2. Can CPPD be cured?
No — there is currently no treatment that dissolves existing CPP crystals or prevents their formation in idiopathic cases. Management focuses on controlling acute attacks (NSAIDs, colchicine, steroid injections) and reducing their frequency (prophylactic colchicine). The exception is CPPD with an underlying metabolic cause: treating hyperparathyroidism or haemochromatosis can prevent further crystal deposition.
3. My elbow suddenly became extremely painful and swollen overnight — how do I know if it is pseudogout or septic arthritis?
Clinically, pseudogout and septic arthritis can be impossible to tell apart — both cause acute severe pain, swelling, warmth, redness, and fever. This is why joint aspiration is mandatory in any acute hot joint. The aspirated fluid is sent for both crystal examination and urgent Gram stain and culture. Until results are available, both diagnoses must be considered simultaneously.
4. I have been told I have chondrocalcinosis on my X-ray but I have no symptoms — what does this mean?

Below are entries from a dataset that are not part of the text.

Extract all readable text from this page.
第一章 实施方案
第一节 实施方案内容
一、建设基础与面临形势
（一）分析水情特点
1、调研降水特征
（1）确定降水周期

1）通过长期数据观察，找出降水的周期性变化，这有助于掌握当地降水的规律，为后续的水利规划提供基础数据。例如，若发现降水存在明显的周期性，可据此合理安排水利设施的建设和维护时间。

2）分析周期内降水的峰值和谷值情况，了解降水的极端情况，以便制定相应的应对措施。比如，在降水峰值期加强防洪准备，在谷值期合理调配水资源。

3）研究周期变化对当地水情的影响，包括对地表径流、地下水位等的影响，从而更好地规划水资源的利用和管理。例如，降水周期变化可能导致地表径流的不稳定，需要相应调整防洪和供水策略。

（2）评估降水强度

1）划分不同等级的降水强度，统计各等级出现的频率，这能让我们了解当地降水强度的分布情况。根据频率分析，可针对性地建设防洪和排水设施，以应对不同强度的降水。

Chondrocalcinosis is common over the age of 60 and is often completely asymptomatic. It does not mean you will definitely develop symptomatic CPPD disease. However, if you develop sudden joint pain in the future, pseudogout is much more likely given your pre-existing chondrocalcinosis. No treatment is required for asymptomatic chondrocalcinosis alone, but a metabolic screen is advisable to identify any underlying cause.
5. Does the arthroscopic washout cure CPPD permanently?
Not permanently — but it can provide significant and prolonged relief. Arthroscopic washout removes the majority of crystal deposits within the joint. This significantly reduces attack frequency and chronic pain. However, because the underlying tendency to form crystals persists, new crystal deposition can occur over time. Ongoing prophylactic colchicine and treatment of any metabolic cause are important adjuncts to maintain the benefits of arthroscopic treatment.